Tumbled banks of earth and stone, gorse and bracken, swept down to the unseen water. Simon could vaguely make out the ruins of Timperley Abbey, gaunt and grey among a sea of mist. The first rays of the sun gilded the opposite-hills, turned trees to gold and burned the back of his neck. Automatically he raised his hood. Strange how he still retained an instinct for survival, self-preservation against all the odds. The whole of his species was genetically doomed to extinction, yet he clung to his own little life as if something inside him believed, in spite of everything, it was still worth living.

It was, of course. Life had always been a personal affair. Individuals had never much cared what had happened in the past, or would happen in the future, or how much others of their kind suffered or lacked. They did not care how many others died providing they lived. And government, to those who did not govern, had been largely a matter of indifference unless it happened to have a detrimental effect on the lives of individuals. Then, maybe, if the individuals had felt strongly enough, they had held protests, gone on strike, or started revolutions. Simon, if he were honest, did not give a damn who ruled him. Government by mutants could be no worse than government by humans, and it might even be better. If he were fed, and clothed, and looked after, what more could he ask?

It was the end of his pride but it did not hurt to let it go, experience humility and shame. He knew then that he was not answerable for others of his kind, nor could he change what others of his kind had done in the past. The future of the species had been sealed by the holocaust before he was born, but his own future was entirely personal. He had only one life and that was his own. It was not too late to make it a good one, to grow and give and gain in an individual way.

He could not be held responsible for the sins of his fathers, nor was he obliged to perpetuate their less desirable traits. He could never live up to Laura mentally, or genetically, but he could live up to her as a person. It was not too late for him to evolve both spiritually and emotionally, morally adapt to the mutant way of life, and be better than he was. If he could do that then it would not be defeat, but victory.

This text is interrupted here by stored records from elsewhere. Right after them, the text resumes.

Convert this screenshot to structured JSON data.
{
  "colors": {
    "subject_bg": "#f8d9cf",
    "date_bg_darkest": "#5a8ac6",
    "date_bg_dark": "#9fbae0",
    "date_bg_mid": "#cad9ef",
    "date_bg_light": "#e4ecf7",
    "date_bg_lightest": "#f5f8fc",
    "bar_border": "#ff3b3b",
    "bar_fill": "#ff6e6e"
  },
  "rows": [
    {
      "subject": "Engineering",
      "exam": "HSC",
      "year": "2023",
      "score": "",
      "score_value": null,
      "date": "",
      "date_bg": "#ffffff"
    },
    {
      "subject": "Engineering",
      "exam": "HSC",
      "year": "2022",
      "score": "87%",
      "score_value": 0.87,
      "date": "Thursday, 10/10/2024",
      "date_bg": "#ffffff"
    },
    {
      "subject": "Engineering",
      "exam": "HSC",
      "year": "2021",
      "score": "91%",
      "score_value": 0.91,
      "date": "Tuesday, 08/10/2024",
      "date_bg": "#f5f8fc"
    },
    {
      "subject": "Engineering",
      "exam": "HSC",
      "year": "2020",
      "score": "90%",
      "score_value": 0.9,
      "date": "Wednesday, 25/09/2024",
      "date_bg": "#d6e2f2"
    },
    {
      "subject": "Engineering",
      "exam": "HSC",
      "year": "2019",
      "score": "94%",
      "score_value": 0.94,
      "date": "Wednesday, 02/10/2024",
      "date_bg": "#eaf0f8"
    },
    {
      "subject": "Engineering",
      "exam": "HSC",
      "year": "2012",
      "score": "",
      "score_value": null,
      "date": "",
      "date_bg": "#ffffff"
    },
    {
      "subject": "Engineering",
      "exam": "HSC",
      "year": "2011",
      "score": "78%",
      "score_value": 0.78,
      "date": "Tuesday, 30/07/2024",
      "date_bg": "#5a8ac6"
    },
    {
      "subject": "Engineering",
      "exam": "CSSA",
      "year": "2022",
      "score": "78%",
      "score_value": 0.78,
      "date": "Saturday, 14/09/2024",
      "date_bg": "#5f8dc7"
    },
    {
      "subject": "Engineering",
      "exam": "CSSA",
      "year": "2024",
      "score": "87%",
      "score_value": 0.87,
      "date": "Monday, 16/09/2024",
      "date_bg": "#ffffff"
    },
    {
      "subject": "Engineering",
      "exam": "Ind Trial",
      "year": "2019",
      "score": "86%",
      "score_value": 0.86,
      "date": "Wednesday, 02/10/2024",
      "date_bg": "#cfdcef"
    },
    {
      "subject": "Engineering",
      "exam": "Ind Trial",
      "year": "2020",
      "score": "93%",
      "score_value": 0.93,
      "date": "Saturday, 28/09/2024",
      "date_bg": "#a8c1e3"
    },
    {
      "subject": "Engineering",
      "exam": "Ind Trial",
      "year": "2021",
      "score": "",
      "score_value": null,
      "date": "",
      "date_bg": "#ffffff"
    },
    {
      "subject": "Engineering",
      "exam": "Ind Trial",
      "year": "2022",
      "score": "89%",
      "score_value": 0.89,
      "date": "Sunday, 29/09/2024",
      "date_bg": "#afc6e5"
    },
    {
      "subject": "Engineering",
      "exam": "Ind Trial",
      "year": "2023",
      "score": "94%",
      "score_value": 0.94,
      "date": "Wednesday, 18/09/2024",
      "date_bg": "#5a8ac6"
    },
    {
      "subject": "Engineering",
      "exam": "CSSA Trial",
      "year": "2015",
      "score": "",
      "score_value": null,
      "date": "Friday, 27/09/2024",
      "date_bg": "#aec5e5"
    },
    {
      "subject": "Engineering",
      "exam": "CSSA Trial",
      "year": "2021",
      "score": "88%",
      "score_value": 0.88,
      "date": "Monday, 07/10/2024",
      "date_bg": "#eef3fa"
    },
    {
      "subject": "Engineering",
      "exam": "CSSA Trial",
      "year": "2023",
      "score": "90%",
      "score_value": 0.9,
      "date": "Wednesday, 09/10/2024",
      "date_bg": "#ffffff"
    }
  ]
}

He lifted his head. Below, in the valley, the mist was clearing. He saw a flicker of river water and the Abbey walls glistened like gold. Roof tiles shone amber in the light. It should have been a ruin, a gothic pile immortalized by poets of the past. But the mist revealed it . . . turrets and towers, sunlight reflecting from the window glass, and a town built around it, gold and glittering in the Midas touch of morning, streets and houses of old yellow stone.

Simon recognized it at once . . . the El Dorado of every human mind, handed down from generation to generation. In the slums and housing estates and highrise blocks, in New York and London and Tokyo, people had dreamed of a golden city, and dreamed of it still in a crumbling bunker beneath the windswept hills of Avon. In every creed, in every culture, in myths and legends and written history, the archetypal city had existed. But the mutants had built it, Blake's Jerusalem, molten and shimmering beside an English river. It seemed to flow into the land around it, melt with the green of wooded hills and water meadows until the whole valley glowed, and the glory took away his breath.

'Timperley,' said Laura. 'It was what I wanted to show you. It's always best seen at this time of day.'

A few hours ago Simon would have hated her, accused her of boasting, but hatred had no place in a scene like this. He could understand how she felt about Timperley. It was like a scrap of heaven fallen to earth, the resurrection of something sacred, an architect's triumph, its foundations buried in time. No one could hate what was truly holy. 

'It's beautiful,' he admitted.

Laura sat beside him on the rock. She too looked beautiful, a golden girl with a sheen on her fur and her pale hair shot with sunlight, like a living fragment of the scene below, perfectly belonging.

'Do you know its history?' she asked. 

'It was sacked by Henry the Eighth,' he replied.